As noted above, one of the drawbacks of the known lithium-ton batteries is the volumetric expansion of the anodes, which, as a rule, is the result of supersaturation of the anode with lithium or, in other words, overcharging of the battery. The presence of gaps between the silicene layers in the anode of the claimed unit cell makes it possible to simultaneously increase the number of discharge / charge cycles of the battery, to exclude the volume expansion of the anode of the unit cell, unit cell and a lithium-ion battery collected from such unit cells even in the case of multiple recharging of the battery.

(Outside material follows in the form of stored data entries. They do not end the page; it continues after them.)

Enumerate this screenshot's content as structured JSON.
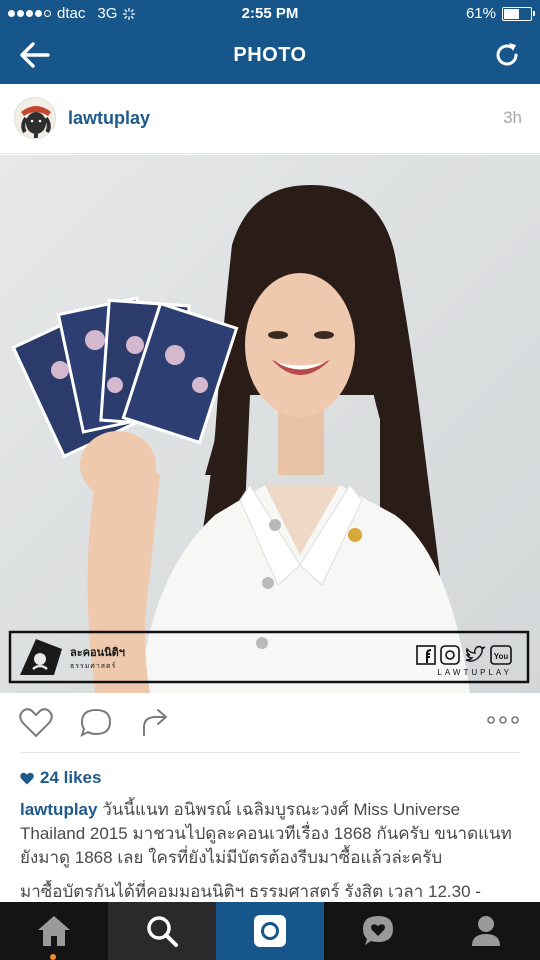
{
  "status_bar": {
    "carrier": "dtac",
    "network": "3G",
    "time": "2:55 PM",
    "battery": "61%",
    "battery_level": 0.61,
    "signal_bars": 4
  },
  "nav": {
    "title": "PHOTO",
    "back_icon": "arrow-left-icon",
    "refresh_icon": "refresh-icon"
  },
  "post": {
    "username": "lawtuplay",
    "time_ago": "3h",
    "overlay_logo_text_th": "ละคอนนิติฯ",
    "overlay_logo_sub": "ธรรมศาสตร์",
    "overlay_brand": "LAWTUPLAY",
    "likes": "24 likes",
    "caption_user": "lawtuplay",
    "caption_text": "วันนี้แนท อนิพรณ์  เฉลิมบูรณะวงศ์ Miss Universe Thailand 2015 มาชวนไปดูละคอนเวทีเรื่อง 1868 กันครับ ขนาดแนทยังมาดู 1868 เลย ใครที่ยังไม่มีบัตรต้องรีบมาซื้อแล้วล่ะครับ",
    "caption_text_2": "มาซื้อบัตรกันได้ที่คอมมอนนิติฯ ธรรมศาสตร์ รังสิต เวลา 12.30 -"
  },
  "colors": {
    "brand_blue": "#16568a",
    "link_blue": "#1f5a8a",
    "tab_bar": "#141414"
  },
  "tabs": [
    {
      "name": "home-icon"
    },
    {
      "name": "search-icon"
    },
    {
      "name": "camera-icon"
    },
    {
      "name": "activity-icon"
    },
    {
      "name": "profile-icon"
    }
  ]
}
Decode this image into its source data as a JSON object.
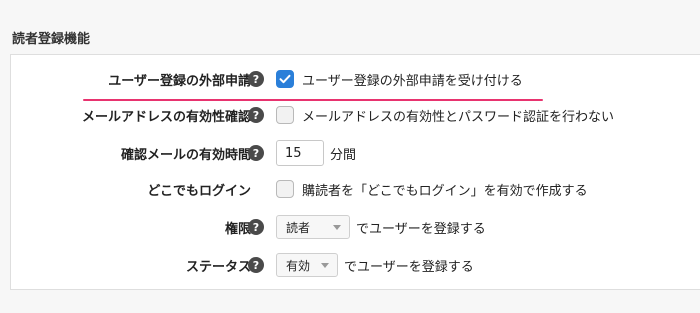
{
  "section": {
    "title": "読者登録機能"
  },
  "rows": {
    "external": {
      "label": "ユーザー登録の外部申請",
      "help": "?",
      "checkbox_checked": true,
      "checkbox_text": "ユーザー登録の外部申請を受け付ける"
    },
    "email_check": {
      "label": "メールアドレスの有効性確認",
      "help": "?",
      "checkbox_checked": false,
      "checkbox_text": "メールアドレスの有効性とパスワード認証を行わない"
    },
    "expiry": {
      "label": "確認メールの有効時間",
      "help": "?",
      "value": "15",
      "unit": "分間"
    },
    "dokodemo": {
      "label": "どこでもログイン",
      "checkbox_checked": false,
      "checkbox_text": "購読者を「どこでもログイン」を有効で作成する"
    },
    "role": {
      "label": "権限",
      "help": "?",
      "selected": "読者",
      "suffix": "でユーザーを登録する"
    },
    "status": {
      "label": "ステータス",
      "help": "?",
      "selected": "有効",
      "suffix": "でユーザーを登録する"
    }
  },
  "colors": {
    "accent": "#2a7fd9",
    "highlight_underline": "#e8336f"
  }
}
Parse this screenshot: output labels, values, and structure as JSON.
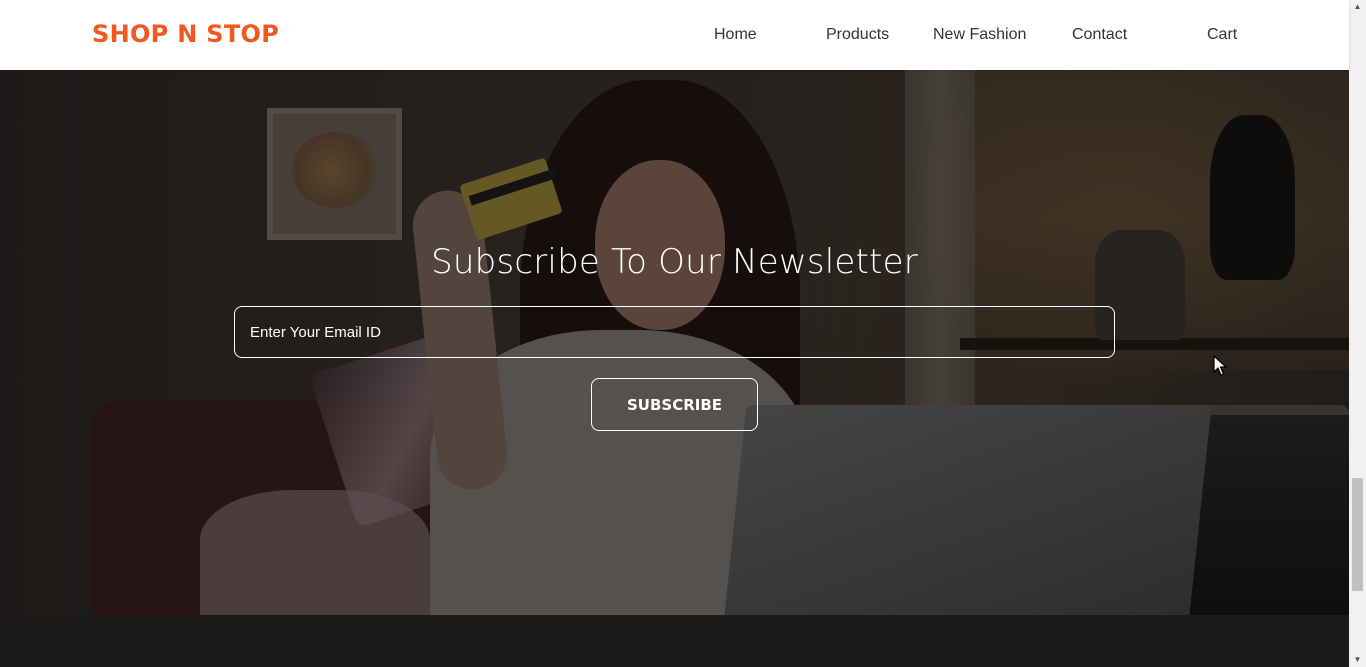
{
  "brand": {
    "name": "SHOP N STOP",
    "color": "#f2571d"
  },
  "nav": {
    "home": "Home",
    "products": "Products",
    "new_fashion": "New Fashion",
    "contact": "Contact",
    "cart": "Cart"
  },
  "newsletter": {
    "title": "Subscribe To Our Newsletter",
    "email_placeholder": "Enter Your Email ID",
    "email_value": "",
    "subscribe_label": "SUBSCRIBE"
  },
  "icons": {
    "scroll_up": "chevron-up-icon",
    "scroll_down": "chevron-down-icon",
    "cursor": "mouse-pointer-icon"
  },
  "colors": {
    "accent": "#f2571d",
    "footer": "#1b1b1b",
    "header": "#ffffff"
  }
}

From the above, it follows that the use of the declared elementary cells in the manufacture of a lithium-ion battery can reduce the mass and size of the battery, reduce the consumption of materials for the production of the battery while increasing its specific capacity.

Despite the peculiarities of the anode design, in the manufacture of a unit cell of a lithium-ion battery and the battery as a whole, known compositions of solid electrolytes and other known structural materials can be used, which ensures that the operating temperature range of the battery is maintained from -50 to 100 ° C.

The essence of the proposed technical solution is illustrated by the following materials, which shows:

- in the Table - the results of model and experimental tests of lithium-ion batteries using different silicon-based anodes;

- in Fig. 1 is a schematic diagram of a unit cell of a lithium-ion battery with a silicene anode;

- in Fig. 2 is a diagram of the arrangement of layers in a multilayer silicene anode.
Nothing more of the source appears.